When I first learned about the etale fundamental group, there was a mythical theorem going around that in the algebraic case all we need to look at is the finite covers, because the infinite degree algebraic covers are inverse limits of the finite ones (obviously unlike the topological case). But I've never seen a convincing source for this theorem.

It seems reasonable that the statement would be: "every flat unramified map of a connected scheme onto a quasi-projective curve is an inverse limit of finite etale covers". Is this true? Do you have a reference for this?

Answer 1

Any modification of the theorem where the definition of "cover" you give is local on the base and contains inverse limits of finite etale covers (e.g. flat plus unramified as in the original question) will also be false because the property of being an inverse limit of finite etale covers is not local on the base.

To see this, proceed similarly to Scott Carnahan's example, but instead of gluing a chain of $\mathbb{P}^1$'s together, glue together $\mathbb{P}^1$'s "indexed by $\operatorname{Spec} \mathbb{C}[...,x_{-1},x_0,x_1,...]/\langle x_i^2-1\rangle$." Explicitly, let the base curve $B$ be two $\mathbb{P}^1$'s glued together at two distinct points. Over each $\mathbb{P}^1$ consider the affine morphism corresponding to the sheaf of algebras $\mathcal{O}\_{\mathbb{P}^1}[...,x_{-1},x_0,x_1,...]/\langle x_i^2-1\rangle$. At one of the points, glue together the two possible $x_i$'s. At the other, glue $x_i$ to $x_{i-1}$. Over each $\mathbb{P}^1$, the resulting morphism is an inverse limit of finite covers, but over all of $B$, it is not. This is written down fully in Warning 2.5b of http://math.harvard.edu/~kwickelg/papers/VW.pdf -- Kirsten Wickelgren

Answer 2

(More editing for cleanliness)

The statement is false. I learned of this example from "James" at this blog post. If you take a nodal cubic curve (notably quasiprojective), there is a flat, unramified cover by an infinite connected chain of copies of P^1, each glued transversely to its successor at a point. This is not profinite. If I'm not mistaken, the etale fundamental group of the nodal cubic over a separably closed field (with a chosen basepoint) is $\mathbb{Z}$, not its profinite completion.

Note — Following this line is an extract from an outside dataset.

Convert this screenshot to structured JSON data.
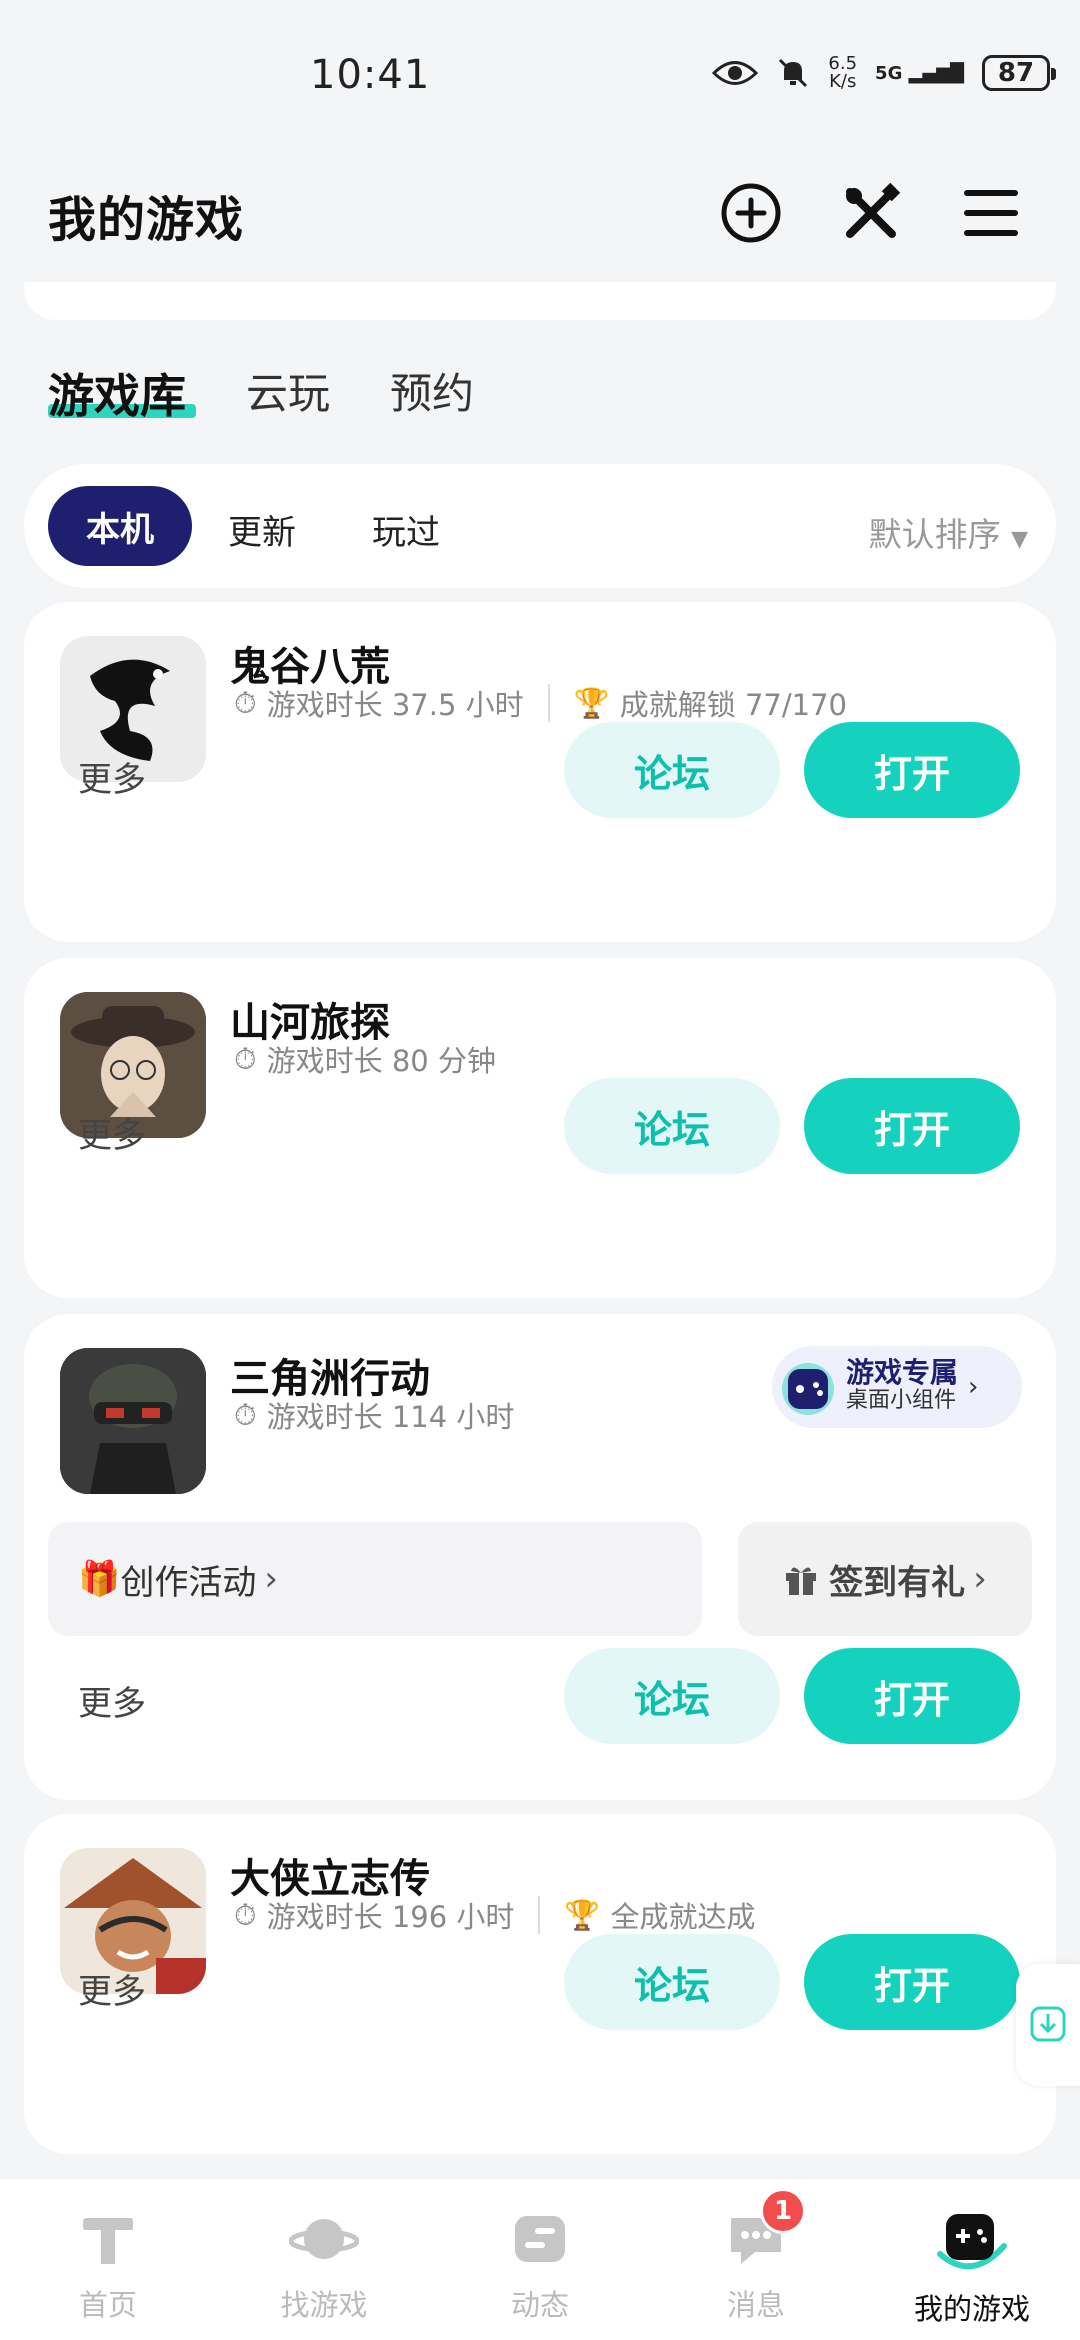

Edit: Regarding the correct definition of etale fundamental group: In SGA1 Exp 5, Grothendieck (and Mme. Raynaud?) build up axiomatics for the theory of the fundamental group using only profinite sets, and the group is defined following one peculiar claim. In the beginning of Exp 5 Section 7, there is the assertion that for any connected locally noetherian scheme $S$, and any geometric point $a: \ast \to S$, the functor that takes an etale cover $X \to S$ to the set of geometric points over $a$ (with the usual morphisms) lands in the category of finite sets. The example I gave above seems to contradict this, but if you look in Exp 1, you find that all of SGA1 is written under a definition of etale morphisms that assumes that they are finite type (which this example is not). Anyway, one reason why Pete Clark only sees profinite definitions for the etale fundamental group, is that people like to use finite type morphisms, while etale morphisms only have to be locally of finite presentation (according to EGA4, and Wikipedia I guess).

As for the question of infinite degree etale covering maps between locally finite type geometrically integral schemes, I don't think one exists, since (if I'm not mistaken) you automatically get an infinite degree algebraic extension of function fields, which is therefore infinitely generated. I'm having trouble thinking through the details of this, though.

Answer 3

Perhaps http://math.harvard.edu/~kwickelg/papers/VW.pdf helps you.